Box Thirding: Anytime Best Arm Identification under Insufficient Sampling
Seohwa Hwang, Junyong Park
TL;DR
The paper tackles Best Arm Identification under unknown or fixed budgets, focusing on the data-poor regime where not all arms can be evaluated. It introduces Box Thirding (B3), a fully anytime algorithm that builds a hierarchical box structure and uses iterative ternary comparisons to promote strong candidates, defer uncertain ones, and discard weak arms, while reusing past samples to refine decisions. The authors derive a decomposition of the misidentification probability into non-inclusion and within-set misidentification, establishing sharp, data-poor–condition–aware bounds, and show that B3 matches or improves upon existing anytime BAI methods by maximizing screening capacity and achieving fast error decay. Empirical results on the NYCCC dataset demonstrate B3’s robust performance across high, moderate, and deterministic noise regimes, highlighting its practical value for large-scale, budget-constrained BAI problems. The work provides theoretical and empirical support for an algorithm that balances screening and discrimination without budget knowledge, with potential extensions to sample reuse and non-data-poor scenarios that could further narrow the gap to fixed-budget methods.
Abstract
We introduce Box Thirding (B3), a flexible and efficient algorithm for Best Arm Identification (BAI) under fixed-budget constraints. It is designed for both anytime BAI and scenarios with large N, where the number of arms is too large for exhaustive evaluation within a limited budget T. The algorithm employs an iterative ternary comparison: in each iteration, three arms are compared--the best-performing arm is explored further, the median is deferred for future comparisons, and the weakest is discarded.

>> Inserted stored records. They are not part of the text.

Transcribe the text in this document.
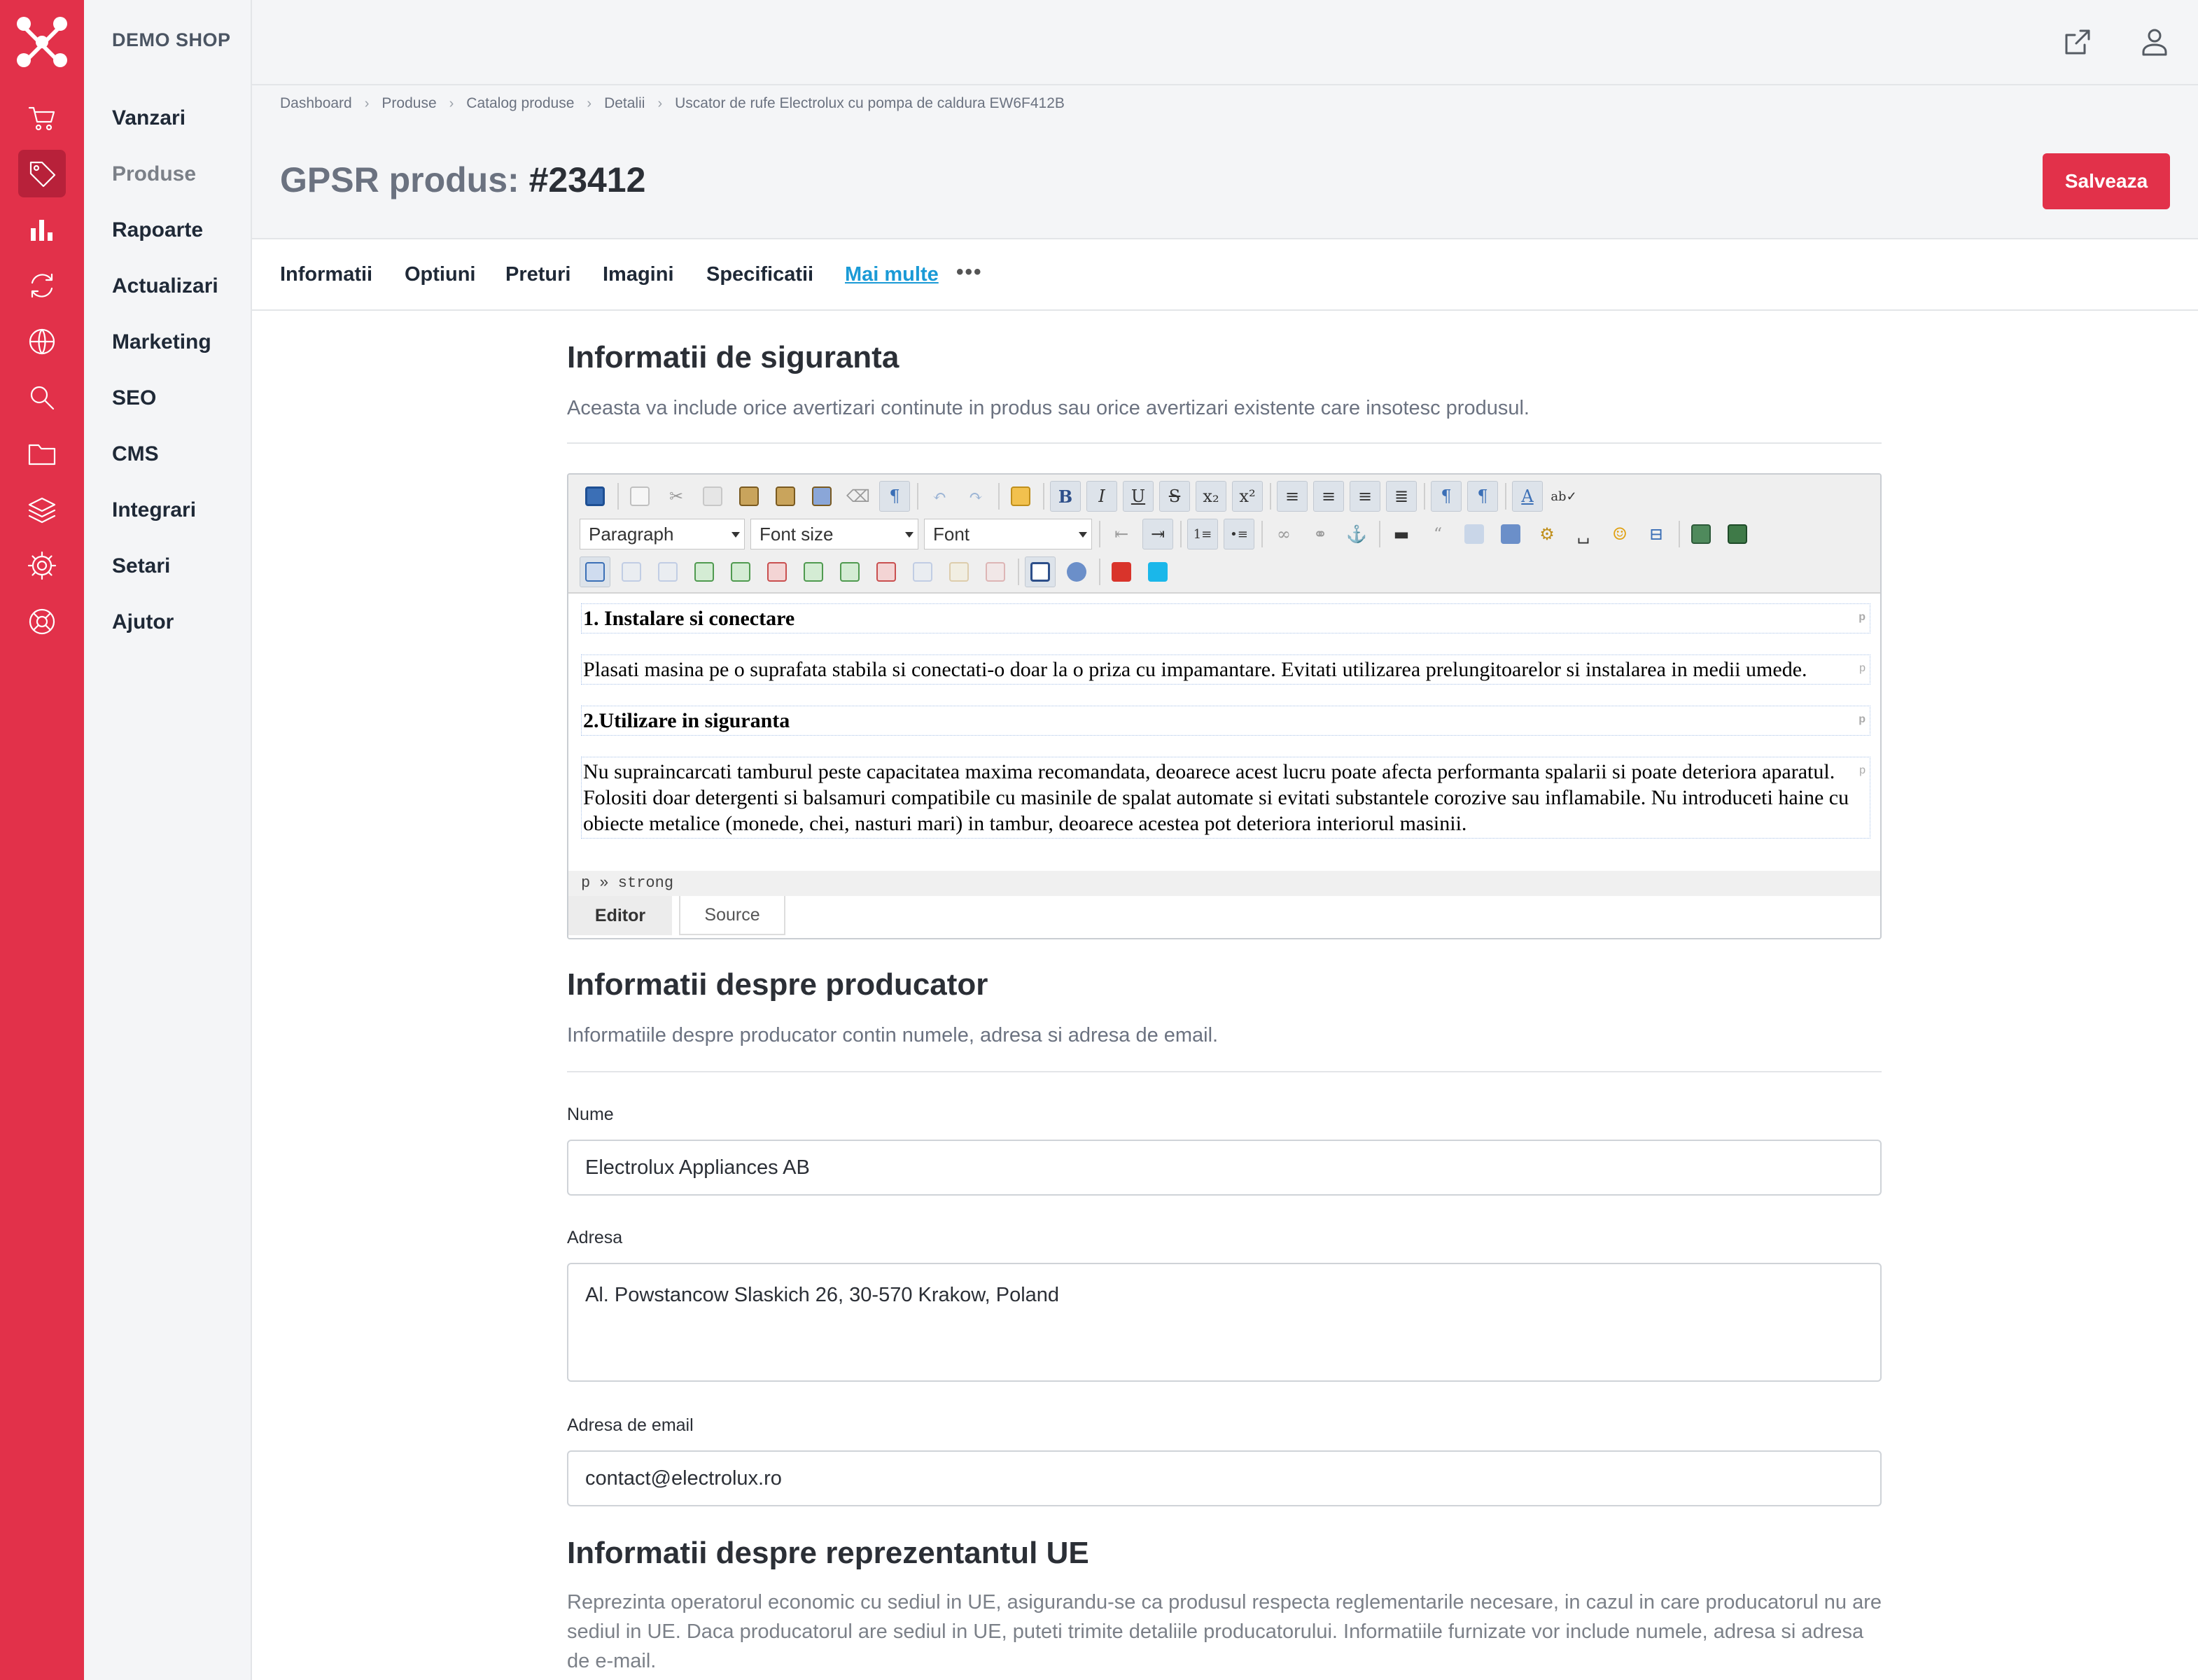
DEMO SHOP
Vanzari
Produse
Rapoarte
Actualizari
Marketing
SEO
CMS
Integrari
Setari
Ajutor
Dashboard › Produse › Catalog produse › Detalii › Uscator de rufe Electrolux cu pompa de caldura EW6F412B
GPSR produs: #23412	Salveaza
Informatii Optiuni Preturi Imagini Specificatii Mai multe •••
Informatii de siguranta
Aceasta va include orice avertizari continute in produs sau orice avertizari existente care insotesc produsul.
✂	⌫	¶	↶	↷	B	I	U	S	x₂	x²	≡	≡	≡	≣	¶	¶	A	ab✓
Paragraph	Font size	Font	⇤	⇥	1≡	•≡	∞	⚭	⚓	▬	“	⚙	␣	☺	⊟
1. Instalare si conectare	p
Plasati masina pe o suprafata stabila si conectati-o doar la o priza cu impamantare. Evitati utilizarea prelungitoarelor si instalarea in medii umede.	p
2.Utilizare in siguranta	p
Nu supraincarcati tamburul peste capacitatea maxima recomandata, deoarece acest lucru poate afecta performanta spalarii si poate deteriora aparatul. Folositi doar detergenti si balsamuri compatibile cu masinile de spalat automate si evitati substantele corozive sau inflamabile. Nu introduceti haine cu obiecte metalice (monede, chei, nasturi mari) in tambur, deoarece acestea pot deteriora interiorul masinii.
p
p » strong
Editor	Source
Informatii despre producator
Informatiile despre producator contin numele, adresa si adresa de email.
Nume
Electrolux Appliances AB
Adresa
Al. Powstancow Slaskich 26, 30-570 Krakow, Poland
Adresa de email
contact@electrolux.ro
Informatii despre reprezentantul UE
Reprezinta operatorul economic cu sediul in UE, asigurandu-se ca produsul respecta reglementarile necesare, in cazul in care producatorul nu are sediul in UE. Daca producatorul are sediul in UE, puteti trimite detaliile producatorului. Informatiile furnizate vor include numele, adresa si adresa de e-mail.
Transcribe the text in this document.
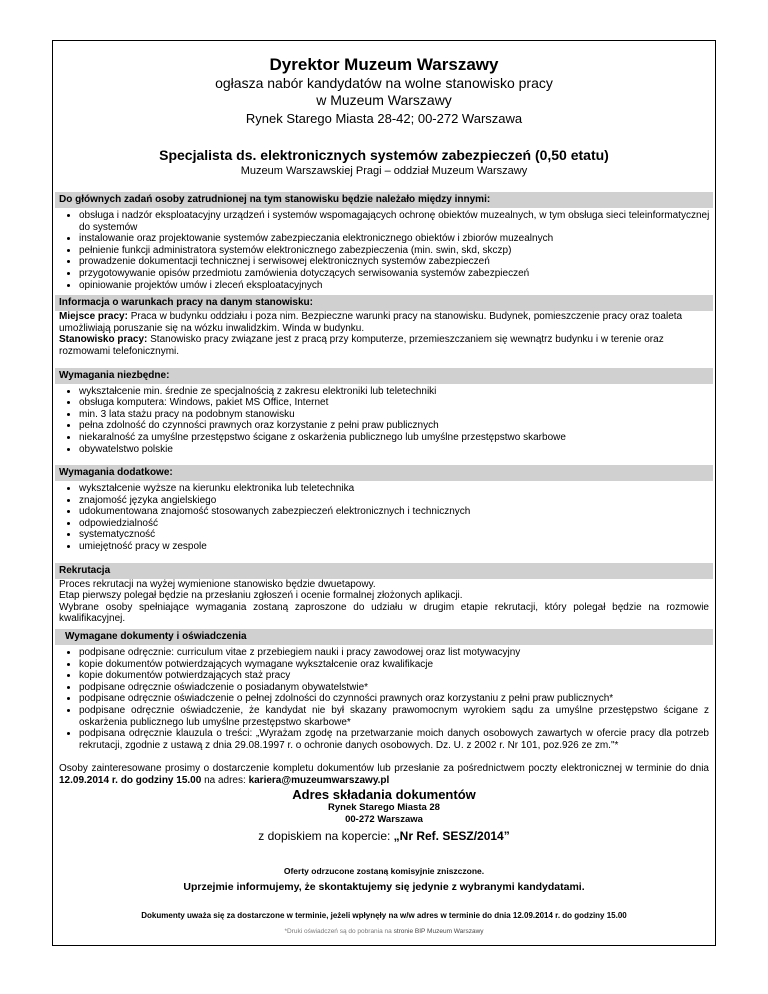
Dyrektor Muzeum Warszawy
ogłasza nabór kandydatów na wolne stanowisko pracy
w Muzeum Warszawy
Rynek Starego Miasta 28-42; 00-272 Warszawa
Specjalista ds. elektronicznych systemów zabezpieczeń (0,50 etatu)
Muzeum Warszawskiej Pragi – oddział Muzeum Warszawy
Do głównych zadań osoby zatrudnionej na tym stanowisku będzie należało między innymi:
• obsługa i nadzór eksploatacyjny urządzeń i systemów wspomagających ochronę obiektów muzealnych, w tym obsługa sieci teleinformatycznej do systemów
• instalowanie oraz projektowanie systemów zabezpieczania elektronicznego obiektów i zbiorów muzealnych
• pełnienie funkcji administratora systemów elektronicznego zabezpieczenia (min. swin, skd, skczp)
• prowadzenie dokumentacji technicznej i serwisowej elektronicznych systemów zabezpieczeń
• przygotowywanie opisów przedmiotu zamówienia dotyczących serwisowania systemów zabezpieczeń
• opiniowanie projektów umów i zleceń eksploatacyjnych
Informacja o warunkach pracy na danym stanowisku:
Miejsce pracy: Praca w budynku oddziału i poza nim. Bezpieczne warunki pracy na stanowisku. Budynek, pomieszczenie pracy oraz toaleta umożliwiają poruszanie się na wózku inwalidzkim. Winda w budynku.
Stanowisko pracy: Stanowisko pracy związane jest z pracą przy komputerze, przemieszczaniem się wewnątrz budynku i w terenie oraz rozmowami telefonicznymi.
Wymagania niezbędne:
• wykształcenie min. średnie ze specjalnością z zakresu elektroniki lub teletechniki
• obsługa komputera: Windows, pakiet MS Office, Internet
• min. 3 lata stażu pracy na podobnym stanowisku
• pełna zdolność do czynności prawnych oraz korzystanie z pełni praw publicznych
• niekaralność za umyślne przestępstwo ścigane z oskarżenia publicznego lub umyślne przestępstwo skarbowe
• obywatelstwo polskie
Wymagania dodatkowe:
• wykształcenie wyższe na kierunku elektronika lub teletechnika
• znajomość języka angielskiego
• udokumentowana znajomość stosowanych zabezpieczeń elektronicznych i technicznych
• odpowiedzialność
• systematyczność
• umiejętność pracy w zespole
Rekrutacja
Proces rekrutacji na wyżej wymienione stanowisko będzie dwuetapowy.
Etap pierwszy polegał będzie na przesłaniu zgłoszeń i ocenie formalnej złożonych aplikacji.
Wybrane osoby spełniające wymagania zostaną zaproszone do udziału w drugim etapie rekrutacji, który polegał będzie na rozmowie kwalifikacyjnej.
Wymagane dokumenty i oświadczenia
• podpisane odręcznie: curriculum vitae z przebiegiem nauki i pracy zawodowej oraz list motywacyjny
• kopie dokumentów potwierdzających wymagane wykształcenie oraz kwalifikacje
• kopie dokumentów potwierdzających staż pracy
• podpisane odręcznie oświadczenie o posiadanym obywatelstwie*
• podpisane odręcznie oświadczenie o pełnej zdolności do czynności prawnych oraz korzystaniu z pełni praw publicznych*
• podpisane odręcznie oświadczenie, że kandydat nie był skazany prawomocnym wyrokiem sądu za umyślne przestępstwo ścigane z oskarżenia publicznego lub umyślne przestępstwo skarbowe*
• podpisana odręcznie klauzula o treści: „Wyrażam zgodę na przetwarzanie moich danych osobowych zawartych w ofercie pracy dla potrzeb rekrutacji, zgodnie z ustawą z dnia 29.08.1997 r. o ochronie danych osobowych. Dz. U. z 2002 r. Nr 101, poz.926 ze zm."*
Osoby zainteresowane prosimy o dostarczenie kompletu dokumentów lub przesłanie za pośrednictwem poczty elektronicznej w terminie do dnia 12.09.2014 r. do godziny 15.00 na adres: kariera@muzeumwarszawy.pl
Adres składania dokumentów
Rynek Starego Miasta 28
00-272 Warszawa
z dopiskiem na kopercie: „Nr Ref. SESZ/2014”
Oferty odrzucone zostaną komisyjnie zniszczone.
Uprzejmie informujemy, że skontaktujemy się jedynie z wybranymi kandydatami.
Dokumenty uważa się za dostarczone w terminie, jeżeli wpłynęły na w/w adres w terminie do dnia 12.09.2014 r. do godziny 15.00
*Druki oświadczeń są do pobrania na stronie BIP Muzeum Warszawy
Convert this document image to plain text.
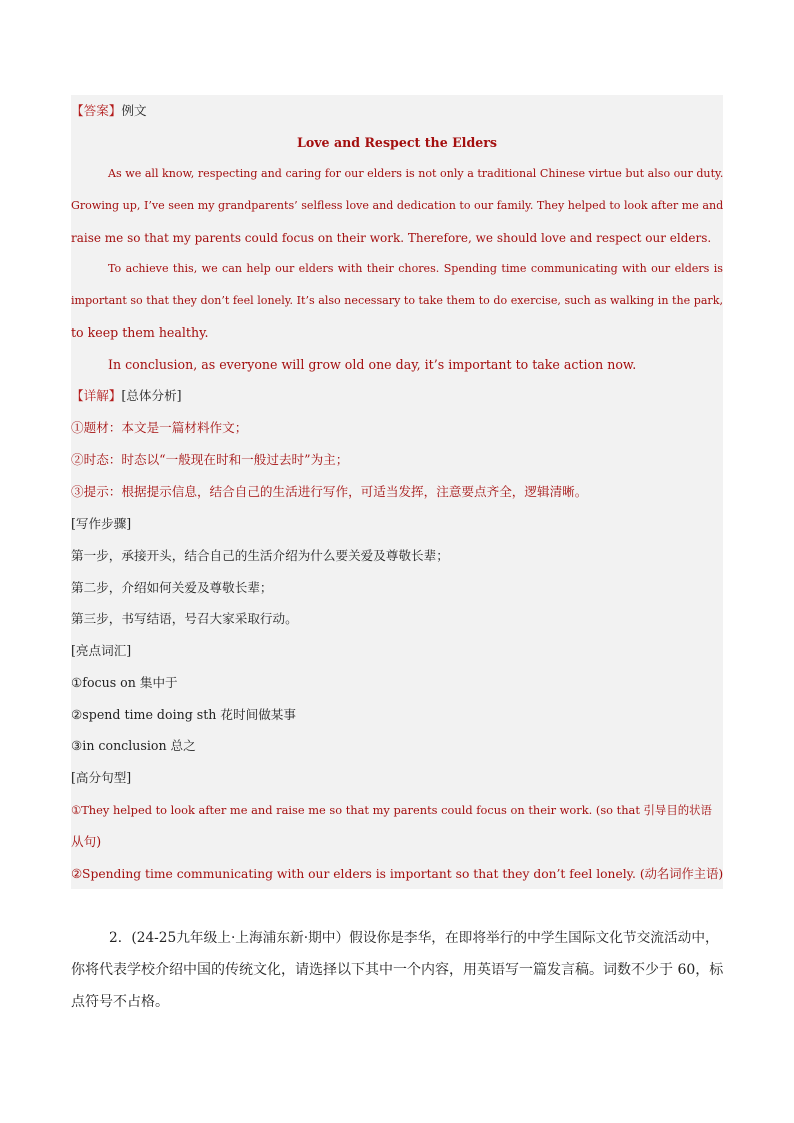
【答案】例文
Love and Respect the Elders
As we all know, respecting and caring for our elders is not only a traditional Chinese virtue but also our duty.
Growing up, I’ve seen my grandparents’ selfless love and dedication to our family. They helped to look after me and
raise me so that my parents could focus on their work. Therefore, we should love and respect our elders.
To achieve this, we can help our elders with their chores. Spending time communicating with our elders is
important so that they don’t feel lonely. It’s also necessary to take them to do exercise, such as walking in the park,
to keep them healthy.
In conclusion, as everyone will grow old one day, it’s important to take action now.
【详解】[总体分析]
①题材：本文是一篇材料作文；
②时态：时态以“一般现在时和一般过去时”为主；
③提示：根据提示信息，结合自己的生活进行写作，可适当发挥，注意要点齐全，逻辑清晰。
[写作步骤]
第一步，承接开头，结合自己的生活介绍为什么要关爱及尊敬长辈；
第二步，介绍如何关爱及尊敬长辈；
第三步，书写结语，号召大家采取行动。
[亮点词汇]
①focus on 集中于
②spend time doing sth 花时间做某事
③in conclusion 总之
[高分句型]
①They helped to look after me and raise me so that my parents could focus on their work. (so that 引导目的状语
从句)
②Spending time communicating with our elders is important so that they don’t feel lonely. (动名词作主语)
2．(24-25九年级上·上海浦东新·期中）假设你是李华，在即将举行的中学生国际文化节交流活动中，
你将代表学校介绍中国的传统文化，请选择以下其中一个内容，用英语写一篇发言稿。词数不少于 60，标
点符号不占格。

Even without prior knowledge of T, B3 achieves an epsilon-best arm misidentification probability comparable to Successive Halving (SH), which requires T as a predefined parameter, applied to a randomly selected subset of c0 arms that fit within the budget. Empirical results show that B3 outperforms existing methods under limited-budget constraints in terms of simple regret, as demonstrated on the New Yorker Cartoon Caption Contest dataset.